The other version allocates a bytevector to hold the result:

/* c99-fma in k183 in k180 in k177 in k174 */
static void C_ccall f_197(C_word c,C_word *av){
C_word tmp;
C_word t0=av[0];
C_word t1=av[1];
C_word t2=av[2];
C_word t3=av[3];
C_word t4=av[4];
C_word t5;
C_word t6;
C_word *a;
if(C_unlikely(!C_demand(C_calculate_demand(6,c,1)))){
C_save_and_reclaim((void *)f_197,c,av);}
a=C_alloc(6);
t5=C_a_i_bytevector(&a,1,C_fix(4));
t6=t1;{
C_word *av2=av;
av2[0]=t6;
av2[1]=stub21(t5,t2,t3,t4);
((C_proc)(void*)(*((C_word*)t6+1)))(2,av2);}}

I thought that the allocation of 4 words for the bytevector (which is more than
needed on a 64 bit machine) makes the difference, but it turns out to be 
negligible
Changing it to 2 and also adjusting the values for C_calculate_demand and
C_alloc doesn't seem to change a lot, but you may want to try that -
just modify the C code and compile it with the same options as the .scm file.

On my laptop fma is a library call, so currently my guess is simply that
the scm-fma code is tighter and avoids 3 additional function calls (one to the 
stub,
one to C_a_i_bytevector and one to fma).
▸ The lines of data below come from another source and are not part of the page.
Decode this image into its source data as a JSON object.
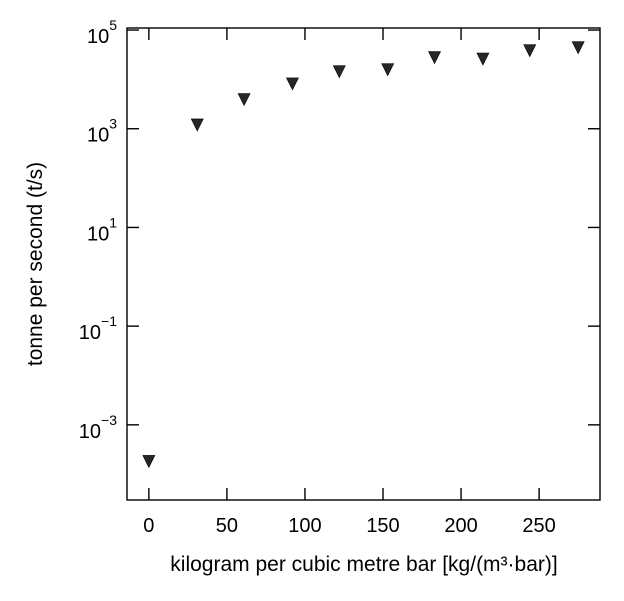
{
  "chart_data": {
    "type": "scatter",
    "title": "",
    "xlabel": "kilogram per cubic metre bar [kg/(m³·bar)]",
    "ylabel": "tonne per second (t/s)",
    "xlim": [
      -14,
      289
    ],
    "ylim": [
      3e-05,
      110000
    ],
    "yscale": "log",
    "grid": false,
    "marker": "triangle-down",
    "marker_color": "#000000",
    "x_ticks": [
      {
        "value": 0,
        "label": "0"
      },
      {
        "value": 50,
        "label": "50"
      },
      {
        "value": 100,
        "label": "100"
      },
      {
        "value": 150,
        "label": "150"
      },
      {
        "value": 200,
        "label": "200"
      },
      {
        "value": 250,
        "label": "250"
      }
    ],
    "y_ticks": [
      {
        "value": 0.001,
        "base": "10",
        "exp": "−3"
      },
      {
        "value": 0.1,
        "base": "10",
        "exp": "−1"
      },
      {
        "value": 10,
        "base": "10",
        "exp": "1"
      },
      {
        "value": 1000,
        "base": "10",
        "exp": "3"
      },
      {
        "value": 100000,
        "base": "10",
        "exp": "5"
      }
    ],
    "series": [
      {
        "x": [
          0,
          31,
          61,
          92,
          122,
          153,
          183,
          214,
          244,
          275
        ],
        "y": [
          0.00019,
          1250,
          4100,
          8500,
          15000,
          16500,
          29000,
          27000,
          40000,
          46000
        ]
      }
    ]
  }
}
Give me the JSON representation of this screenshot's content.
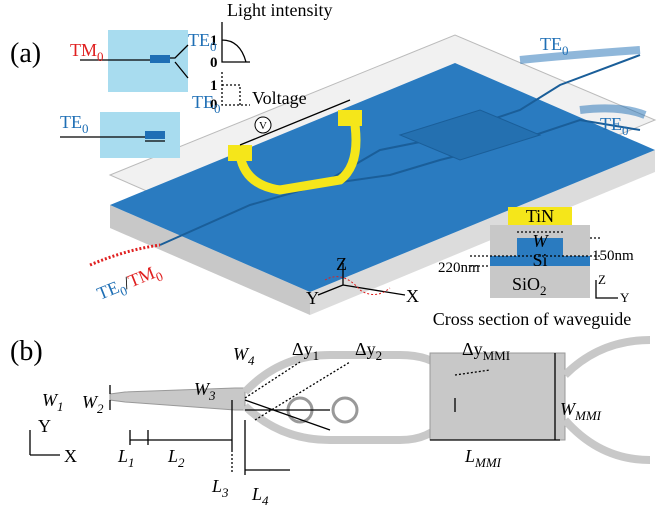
{
  "panel_a": {
    "label": "(a)",
    "light_intensity": "Light intensity",
    "plot1_ticks": [
      "1",
      "0"
    ],
    "plot2_ticks": [
      "1",
      "0"
    ],
    "voltage": "Voltage",
    "voltage_symbol": "V",
    "inset1": {
      "input": {
        "base": "TM",
        "sub": "0"
      },
      "out_top": {
        "base": "TE",
        "sub": "0"
      },
      "out_bottom": {
        "base": "TE",
        "sub": "0"
      }
    },
    "inset2": {
      "input": {
        "base": "TE",
        "sub": "0"
      }
    },
    "outputs": [
      {
        "base": "TE",
        "sub": "0"
      },
      {
        "base": "TE",
        "sub": "0"
      }
    ],
    "input": {
      "te": {
        "base": "TE",
        "sub": "0"
      },
      "slash": "/",
      "tm": {
        "base": "TM",
        "sub": "0"
      }
    },
    "axes": {
      "z": "Z",
      "y": "Y",
      "x": "X"
    },
    "cross_section": {
      "tin": "TiN",
      "w": "W",
      "si": "Si",
      "h1": "150nm",
      "h2": "220nm",
      "sio2": {
        "base": "SiO",
        "sub": "2"
      },
      "z": "Z",
      "y": "Y",
      "caption": "Cross section of waveguide"
    }
  },
  "panel_b": {
    "label": "(b)",
    "w1": {
      "base": "W",
      "sub": "1"
    },
    "w2": {
      "base": "W",
      "sub": "2"
    },
    "w3": {
      "base": "W",
      "sub": "3"
    },
    "w4": {
      "base": "W",
      "sub": "4"
    },
    "dy1": {
      "base": "Δy",
      "sub": "1"
    },
    "dy2": {
      "base": "Δy",
      "sub": "2"
    },
    "dy_mmi": {
      "base": "Δy",
      "sub": "MMI"
    },
    "w_mmi": {
      "base": "W",
      "sub": "MMI"
    },
    "l1": {
      "base": "L",
      "sub": "1"
    },
    "l2": {
      "base": "L",
      "sub": "2"
    },
    "l3": {
      "base": "L",
      "sub": "3"
    },
    "l4": {
      "base": "L",
      "sub": "4"
    },
    "l_mmi": {
      "base": "L",
      "sub": "MMI"
    },
    "axes": {
      "y": "Y",
      "x": "X"
    }
  }
}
The increased number of GCs may
also be caused by the bytevector above, which is used as a placeholder for
the flonum result, which wastes one word.

There is room for improvement for the compiler, though: the C_fix(4) is overly
conservative (4 words are correct on 32-bit, taking care of flonum alignment, 
but
unnecessary on 64 bits). Also, the bytevector thing is a bit of a hack - we
could actually just pass "a" to stub21 directly. You may want to try this out:

/* c99-fma in k183 in k180 in k177 in k174 (modified) */
static void C_ccall f_197(C_word c,C_word *av){
C_word tmp;
C_word t0=av[0];
C_word t1=av[1];
C_word t2=av[2];
C_word t3=av[3];
C_word t4=av[4];
C_word t6;
C_word *a;
if(C_unlikely(!C_demand(C_calculate_demand(4,c,1)))){
C_save_and_reclaim((void *)f_197,c,av);}
a=C_alloc(4);
t6=t1;{
C_word *av2=av;
av2[0]=t6;
av2[1]=stub21((C_word)a,t2,t3,t4);
((C_proc)(void*)(*((C_word*)t6+1)))(2,av2);}}

This reduces minor GCs on my machine to roughly the same. If your
compiler inlines stub21 and fma, then you should see comparable performance.
Also, default optimization-levels for C are -Os (pass -v to csc to see what is
passed to the C compiler), so using -O2 instead should make a difference.